De mes marchandises il ne me reste que le cahier ; c’est en vain que je l’ai offert, personne n’en a voulu ; « Ia nié pichou », je n’écris pas ; telle a été la réponse générale. J’en ai conclu que le Gouvernement des Soviets a encore beaucoup à faire pour la culture du prolétariat.
Le camarade a vendu cinquante mille roubles son pantalon de soldat, nos porte-monnaie sont pleins d’argent. Allons à la « stolovaïa » dis-je enthousiasmée. Mon camarade se décide, mais je lui fais l’effet du démon tentateur toujours prêt à entraîner dans le péché la pauvre humanité.
Ce qui me met du baume dans le cœur, c’est que j’entrevois de futures visites au marché. Toutes les semaines je touche des cigarettes, des allumettes ; j’ai l’espoir de toucher un savon ; j’irai vendre tout cela, et même au besoin un costume tailleur, j’en ai deux ; la petite montre que j’ai achetée à Berlin. Avec l’argent je pourrai me payer à l’infini des cacaos avec des petits pains à la crémerie de la Tverskaïa. Je me sens prise du génie de la spéculation !

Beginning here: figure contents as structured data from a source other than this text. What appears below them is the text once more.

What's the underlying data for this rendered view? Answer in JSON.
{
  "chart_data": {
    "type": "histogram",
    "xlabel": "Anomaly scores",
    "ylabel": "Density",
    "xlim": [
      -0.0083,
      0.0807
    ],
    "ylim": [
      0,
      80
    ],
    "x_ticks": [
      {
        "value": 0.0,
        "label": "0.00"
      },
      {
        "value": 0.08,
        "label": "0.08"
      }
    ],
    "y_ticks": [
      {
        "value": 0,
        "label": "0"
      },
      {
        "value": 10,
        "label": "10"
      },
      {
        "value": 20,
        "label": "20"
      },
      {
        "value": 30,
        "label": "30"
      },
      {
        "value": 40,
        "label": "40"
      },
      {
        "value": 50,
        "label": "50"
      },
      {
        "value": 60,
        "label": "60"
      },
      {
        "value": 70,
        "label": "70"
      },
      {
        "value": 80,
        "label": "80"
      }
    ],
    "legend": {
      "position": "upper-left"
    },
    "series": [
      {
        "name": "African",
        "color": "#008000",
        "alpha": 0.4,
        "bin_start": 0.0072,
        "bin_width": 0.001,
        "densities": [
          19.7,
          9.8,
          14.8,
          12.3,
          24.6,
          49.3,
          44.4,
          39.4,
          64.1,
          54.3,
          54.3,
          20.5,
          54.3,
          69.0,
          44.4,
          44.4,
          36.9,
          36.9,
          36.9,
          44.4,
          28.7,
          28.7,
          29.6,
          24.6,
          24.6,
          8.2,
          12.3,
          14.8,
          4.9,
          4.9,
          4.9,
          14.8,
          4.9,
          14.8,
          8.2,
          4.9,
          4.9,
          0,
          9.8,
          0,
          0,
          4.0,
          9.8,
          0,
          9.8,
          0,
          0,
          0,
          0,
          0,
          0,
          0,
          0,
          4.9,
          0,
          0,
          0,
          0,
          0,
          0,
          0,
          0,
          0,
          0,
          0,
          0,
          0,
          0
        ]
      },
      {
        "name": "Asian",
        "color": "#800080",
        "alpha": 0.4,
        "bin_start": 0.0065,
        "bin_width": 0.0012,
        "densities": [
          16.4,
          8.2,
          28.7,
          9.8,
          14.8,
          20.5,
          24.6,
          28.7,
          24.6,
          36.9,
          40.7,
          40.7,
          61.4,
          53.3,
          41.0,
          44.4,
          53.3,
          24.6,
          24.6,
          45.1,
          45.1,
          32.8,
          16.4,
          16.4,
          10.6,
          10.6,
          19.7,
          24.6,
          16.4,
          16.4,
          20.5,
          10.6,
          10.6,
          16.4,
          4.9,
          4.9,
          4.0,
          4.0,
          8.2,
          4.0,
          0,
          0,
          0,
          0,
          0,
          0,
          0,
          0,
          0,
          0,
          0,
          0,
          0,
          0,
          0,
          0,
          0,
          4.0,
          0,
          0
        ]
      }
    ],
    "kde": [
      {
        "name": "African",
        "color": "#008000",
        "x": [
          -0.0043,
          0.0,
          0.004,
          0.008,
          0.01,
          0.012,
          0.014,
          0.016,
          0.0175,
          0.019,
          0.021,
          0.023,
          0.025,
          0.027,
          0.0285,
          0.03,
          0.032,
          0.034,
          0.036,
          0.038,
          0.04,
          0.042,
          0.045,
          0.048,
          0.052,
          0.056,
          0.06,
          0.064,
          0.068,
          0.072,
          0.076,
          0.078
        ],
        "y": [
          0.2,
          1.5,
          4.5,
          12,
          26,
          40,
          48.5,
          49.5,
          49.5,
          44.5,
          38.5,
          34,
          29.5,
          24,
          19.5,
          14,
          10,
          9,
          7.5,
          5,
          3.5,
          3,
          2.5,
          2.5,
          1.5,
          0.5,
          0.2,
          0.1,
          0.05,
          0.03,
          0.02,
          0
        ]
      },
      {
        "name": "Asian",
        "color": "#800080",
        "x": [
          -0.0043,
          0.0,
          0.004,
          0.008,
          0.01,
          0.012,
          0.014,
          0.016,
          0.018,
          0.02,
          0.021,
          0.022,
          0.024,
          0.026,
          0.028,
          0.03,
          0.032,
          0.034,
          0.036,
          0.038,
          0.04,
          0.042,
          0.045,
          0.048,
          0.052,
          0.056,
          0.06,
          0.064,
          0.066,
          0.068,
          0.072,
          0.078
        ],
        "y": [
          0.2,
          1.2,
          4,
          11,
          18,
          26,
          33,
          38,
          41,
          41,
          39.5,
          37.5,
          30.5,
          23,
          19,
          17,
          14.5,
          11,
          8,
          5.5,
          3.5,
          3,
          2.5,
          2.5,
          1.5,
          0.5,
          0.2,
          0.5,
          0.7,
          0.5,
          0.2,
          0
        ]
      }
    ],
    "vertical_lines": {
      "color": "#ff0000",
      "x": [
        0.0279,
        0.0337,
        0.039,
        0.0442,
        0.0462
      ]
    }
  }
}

Tout de même, j’ai hâte de partir ; mon inaction me pèse ; elle fait que les conditions matérielles de la vie tendent à occuper la place prépondérante dans mon esprit ; et j’ai dit combien elles sont mauvaises. Je souffre du froid. Il y a bien le chauffage central au « Luxe », mais on ne chauffe qu’un jour sur trois. J’ai pu obtenir de troquer mon caoutchouc satiné contre un manteau d’hiver. Après avoir passé par un certain nombre de bureaux, j’ai obtenu le sésame qui m’a ouvert les « Galeries Lafayette » de l’Hôtel Luxe. Ce n’est pas grand. Il y a là, accrochés à des penderies, des vêtements pour hommes et dames. Mon ex-fils le dictateur s’est déjà fait habiller ; il est tout fringant dans son complet noir. Je choisis un manteau de gros drap ; il est terriblement lourd et je suis écrasée, mais au moins je n’ai plus froid.
Les quelques camarades avec qui je pouvais causer un peu s’en vont un à un, et moi je reste. Je remue ciel et terre pour qu’on me donne mon passeport ; enfin, un soir, on m’annonce que je pars le lundi suivant. Je n’ose y croire, on a remis déjà quatre ou cinq fois mon départ.
— Non, me dit le camarade, cette fois vous partez pour de bon ; la personne à qui on a promis de donner votre passeport est de celles qu’on ne berne pas.
— Qui donc est-ce ?
— Trotsky.
— Ah !
En effet, le samedi on me remet mon passeport et le lundi matin je vais au « Komintern » toucher l’allocation pour le voyage. Dans l’antichambre, je trouve le commissaire qui m’a fait à X… des promesses qui ne se sont pas réalisées. Il commence par me reprocher mon départ ; la Russie a besoin de médecins, je dois rester. Ensuite, il trouve à redire à ma casquette d’homme : « La femme, dit-il, ne doit pas ressembler à l’homme, elle a une mission de charme », etc. Je suis atterrée. Faut il avoir fait trois mille kilomètres pour retrouver les clichés des esprits rétrogrades de Paris. Et moi qui m’imaginais la Russie tellement avancée que j’avais peur de ne pas l’être assez.